Povera Agnese, povera fanciulla!... Ella provava un accoramento straziante, uno spasimo senza tregua, un coltello nel cuore, ma non un dolore disperato. La donzella aveva perfettamente compreso la grande idea di suo padre. — Nella sua morte stava il trionfo della austera virtù del patriota e lo smacco de' suoi nemici. Ella lo piangeva come si piange il soldato morto sul campo. — Perchè questa nobile rassegnazione non sembri nè nuova nè romanzesca, chiedete ai parenti orbati dei figli, alle spose vedovate dalla guerra, se non è consolante il pensiero, che i loro cari perirono pugnando per una nobile causa!

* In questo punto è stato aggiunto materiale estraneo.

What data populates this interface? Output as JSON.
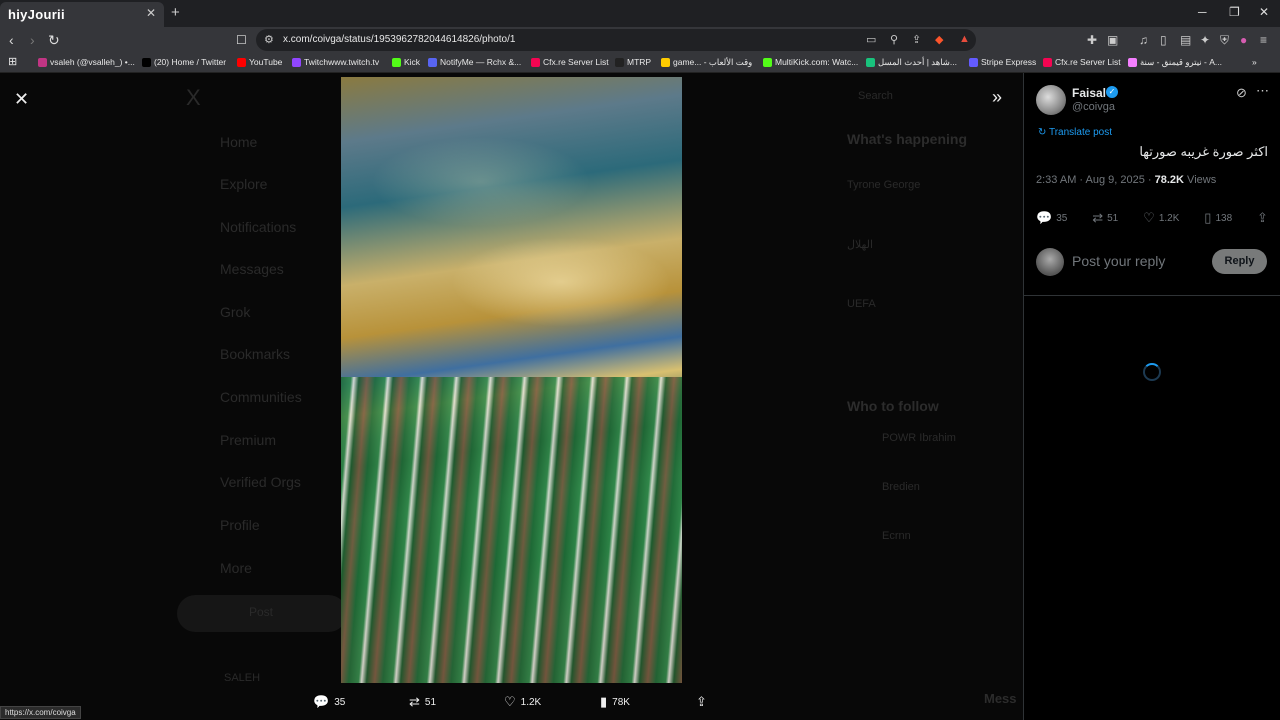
{
  "browser": {
    "tab_title": "hiyJourii",
    "url": "x.com/coivga/status/1953962782044614826/photo/1",
    "status_url": "https://x.com/coivga"
  },
  "bookmarks": [
    {
      "label": "vsaleh (@vsalleh_) •...",
      "color": "#c13584"
    },
    {
      "label": "(20) Home / Twitter",
      "color": "#000000"
    },
    {
      "label": "YouTube",
      "color": "#ff0000"
    },
    {
      "label": "Twitchwww.twitch.tv",
      "color": "#9146ff"
    },
    {
      "label": "Kick",
      "color": "#53fc18"
    },
    {
      "label": "NotifyMe — Rchx &...",
      "color": "#5865f2"
    },
    {
      "label": "Cfx.re Server List",
      "color": "#f40552"
    },
    {
      "label": "MTRP",
      "color": "#222222"
    },
    {
      "label": "game... - وقت الألعاب",
      "color": "#ffcc00"
    },
    {
      "label": "MultiKick.com: Watc...",
      "color": "#53fc18"
    },
    {
      "label": "شاهد | أحدث المسل...",
      "color": "#19c37d"
    },
    {
      "label": "Stripe Express",
      "color": "#635bff"
    },
    {
      "label": "Cfx.re Server List",
      "color": "#f40552"
    },
    {
      "label": "نيترو قيمنق - سنة - A...",
      "color": "#f47fff"
    }
  ],
  "background": {
    "nav": [
      "Home",
      "Explore",
      "Notifications",
      "Messages",
      "Grok",
      "Bookmarks",
      "Communities",
      "Premium",
      "Verified Orgs",
      "Profile",
      "More"
    ],
    "post_button": "Post",
    "account_name": "SALEH",
    "search": "Search",
    "whats_happening": "What's happening",
    "trends": [
      "Tyrone George",
      "الهلال",
      "UEFA"
    ],
    "who_to_follow": "Who to follow",
    "follow_suggestions": [
      "POWR Ibrahim",
      "Bredien",
      "Ecrnn"
    ],
    "messages": "Mess"
  },
  "media_bar": {
    "replies": "35",
    "reposts": "51",
    "likes": "1.2K",
    "views": "78K"
  },
  "tweet": {
    "name": "Faisal",
    "handle": "@coivga",
    "translate": "Translate post",
    "text": "اكثر صورة غريبه صورتها",
    "time": "2:33 AM · Aug 9, 2025 · ",
    "views_count": "78.2K",
    "views_label": " Views",
    "replies": "35",
    "reposts": "51",
    "likes": "1.2K",
    "bookmarks": "138",
    "reply_placeholder": "Post your reply",
    "reply_button": "Reply"
  }
}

Durante il corso di quella lettura due sentimenti diversi, se non opposti tra loro, si disputavano l'impero sul cuore della fanciulla, e svelavano le vicende di quell'interna lotta sui tratti del suo volto. L'uno era un sentimento egoista e tenace de' proprii interessi che reclamava agli uomini ed a Dio la vita e l'affetto di suo padre: l'altro, il nobile orgoglio di potere col sacrificio e col dolor rassegnato cooperare alla grande impresa del più nobile fra i cittadini. Quello chiedeva lacrime e sospiri; questo si velava sotto le apparenze di un contegno austero, che avrebbe potuto sembrar freddo, se non fosse stato sacro e sublime.

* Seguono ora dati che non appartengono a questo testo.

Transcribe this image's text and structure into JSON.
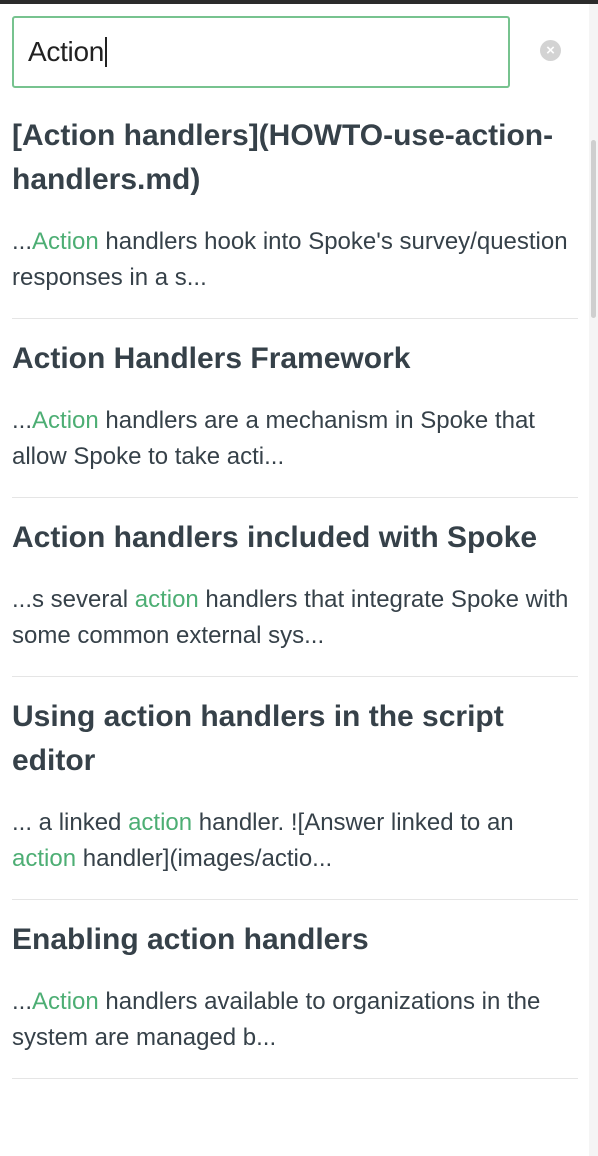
{
  "search": {
    "value": "Action",
    "clear_icon": "close-circle-icon"
  },
  "results": [
    {
      "title": "[Action handlers](HOWTO-use-action-handlers.md)",
      "snippet": [
        {
          "text": "...",
          "hl": false
        },
        {
          "text": "Action",
          "hl": true
        },
        {
          "text": " handlers hook into Spoke's survey/question responses in a s...",
          "hl": false
        }
      ]
    },
    {
      "title": "Action Handlers Framework",
      "snippet": [
        {
          "text": "...",
          "hl": false
        },
        {
          "text": "Action",
          "hl": true
        },
        {
          "text": " handlers are a mechanism in Spoke that allow Spoke to take acti...",
          "hl": false
        }
      ]
    },
    {
      "title": "Action handlers included with Spoke",
      "snippet": [
        {
          "text": "...s several ",
          "hl": false
        },
        {
          "text": "action",
          "hl": true
        },
        {
          "text": " handlers that integrate Spoke with some common external sys...",
          "hl": false
        }
      ]
    },
    {
      "title": "Using action handlers in the script editor",
      "snippet": [
        {
          "text": "... a linked ",
          "hl": false
        },
        {
          "text": "action",
          "hl": true
        },
        {
          "text": " handler. ![Answer linked to an ",
          "hl": false
        },
        {
          "text": "action",
          "hl": true
        },
        {
          "text": " handler](images/actio...",
          "hl": false
        }
      ]
    },
    {
      "title": "Enabling action handlers",
      "snippet": [
        {
          "text": "...",
          "hl": false
        },
        {
          "text": "Action",
          "hl": true
        },
        {
          "text": " handlers available to organizations in the system are managed b...",
          "hl": false
        }
      ]
    }
  ],
  "colors": {
    "highlight": "#4dae74",
    "input_border": "#77c38f",
    "text": "#364149"
  }
}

Asserendo che in quella lotta prevalse quest'ultimo sentimento non vorremmo per certo accusare Agnesina di poco amore verso suo padre. — Le strida ed i contorcimenti spesse volte sono come certi acquazzoni che riconducono tosto il bel tempo. Che se al dolore di donna convengono lacrime e singhiozzi, al cuore d'Agnesina non disconveniva in quel punto l'armarsi di una forza virile, per serbare contegno in faccia al conte; libera poi d'erompere nelle più vive manifestazioni del dolore, quando sarebbe sola. Oh allora l'infelice non fu avara di lacrime!

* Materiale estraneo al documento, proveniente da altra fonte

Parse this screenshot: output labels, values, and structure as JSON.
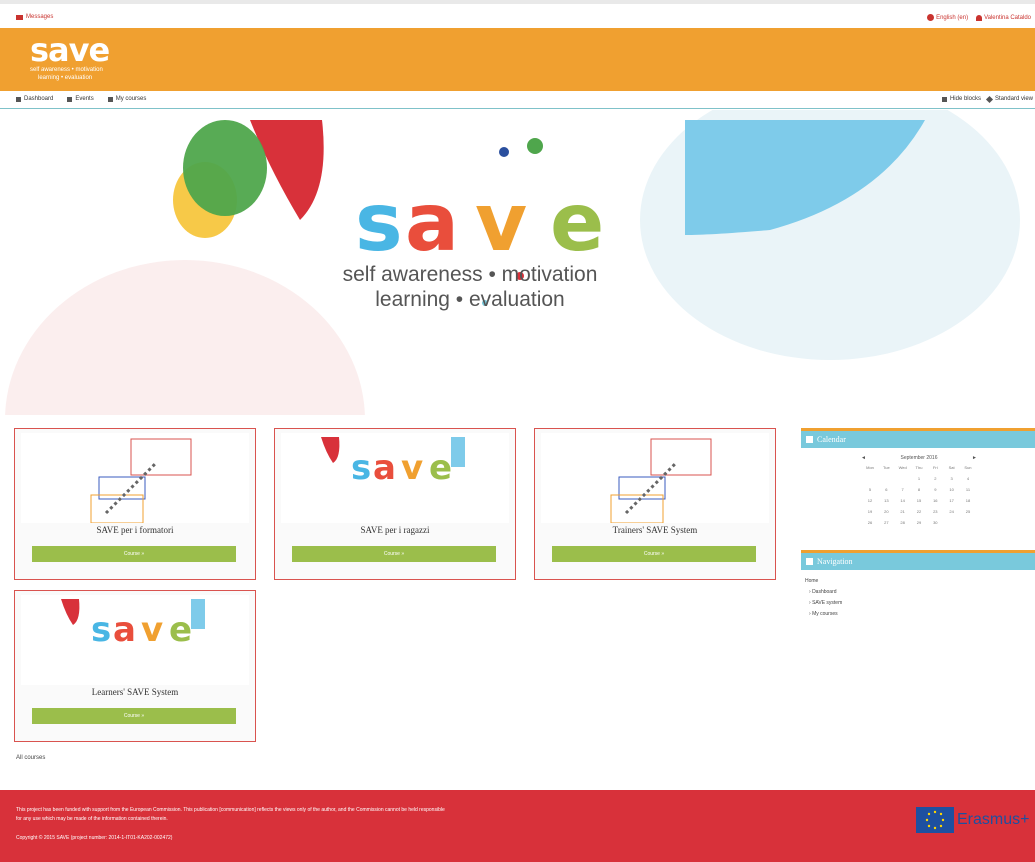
{
  "topbar": {
    "messages_label": "Messages",
    "language_label": "English (en)",
    "user_label": "Valentina Cataldo"
  },
  "brand": {
    "logo_word": "save",
    "tagline_line1": "self awareness • motivation",
    "tagline_line2": "learning • evaluation"
  },
  "nav": {
    "items": [
      {
        "label": "Dashboard"
      },
      {
        "label": "Events"
      },
      {
        "label": "My courses"
      }
    ],
    "hide_blocks_label": "Hide blocks",
    "standard_view_label": "Standard view"
  },
  "hero": {
    "tagline_line1": "self awareness • motivation",
    "tagline_line2": "learning • evaluation"
  },
  "courses": [
    {
      "title": "SAVE per i formatori",
      "button": "Course »"
    },
    {
      "title": "SAVE per i ragazzi",
      "button": "Course »"
    },
    {
      "title": "Trainers' SAVE System",
      "button": "Course »"
    },
    {
      "title": "Learners' SAVE System",
      "button": "Course »"
    }
  ],
  "calendar": {
    "title": "Calendar",
    "month": "September 2016",
    "prev": "◄",
    "next": "►",
    "weekdays": [
      "Mon",
      "Tue",
      "Wed",
      "Thu",
      "Fri",
      "Sat",
      "Sun"
    ],
    "weeks": [
      [
        "",
        "",
        "",
        "1",
        "2",
        "3",
        "4"
      ],
      [
        "5",
        "6",
        "7",
        "8",
        "9",
        "10",
        "11"
      ],
      [
        "12",
        "13",
        "14",
        "15",
        "16",
        "17",
        "18"
      ],
      [
        "19",
        "20",
        "21",
        "22",
        "23",
        "24",
        "25"
      ],
      [
        "26",
        "27",
        "28",
        "29",
        "30",
        "",
        ""
      ]
    ]
  },
  "navigation": {
    "title": "Navigation",
    "home": "Home",
    "items": [
      "Dashboard",
      "SAVE system",
      "My courses"
    ]
  },
  "all_courses_label": "All courses",
  "footer": {
    "text_line1": "This project has been funded with support from the European Commission. This publication [communication] reflects the views only of the author, and the Commission cannot be held responsible",
    "text_line2": "for any use which may be made of the information contained therein.",
    "copyright": "Copyright © 2015 SAVE (project number: 2014-1-IT01-KA202-002472)",
    "erasmus_label": "Erasmus+"
  },
  "colors": {
    "brand_orange": "#f0a030",
    "accent_red": "#d8313a",
    "button_green": "#9bbe4b",
    "block_header": "#79c9dc"
  }
}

Anche nell'animo del conte quello scritto aveva operato un grande rivolgimento. — Se vi era necessità d'altri fatti per rassodare in lui lo sdegno contro Barnabò, questo sarebbe stato il più grave ed efficace. È impossibile ottenere un equa valutazione delle opere altrui da un giudice che non ha libero il cuore. Egli non sa, o non vuole, o non può, riconoscere le nude intenzioni e le cause prime, che generarono un fatto, per misurare quanto è dovuto di censura e d'indulgenza al suo autore. I risultati, ancorchè impreveduti, temperano od aggravano suo malgrado la colpa. — Il conte pertanto vedeva nella morte di Maffiolo non la salvezza di un secreto importantissimo, ma la perdita di un amico, la sconfitta di un partito, il ritardo delle sue vittorie. Quello scritto gli faceva conoscere l'importanza dell'amicizia di Maffiolo, il numero e la potenza de' suoi seguaci; ma solo per fargliene deplorare la perdita. Considerava infine, e non senza gravissimo rammarico, la desolazione e l'abbandono di Agnesina e la sua vita minacciata dal soverchio dolore: tutto ciò rimpiangeva quale cagione d'altri inevitabili mali. — E come colui, che dopo aver veduto poggi e campi devastati da una fiumana, risalendone il corso fino alla fonte, la maledice ancorchè placida; così, ed a più forte ragione, il conte, rimorchiando le sue ire su quel corso di sventure, ne riconosceva la malefica sorgente in Barnabò, ed imprecava contro di lui.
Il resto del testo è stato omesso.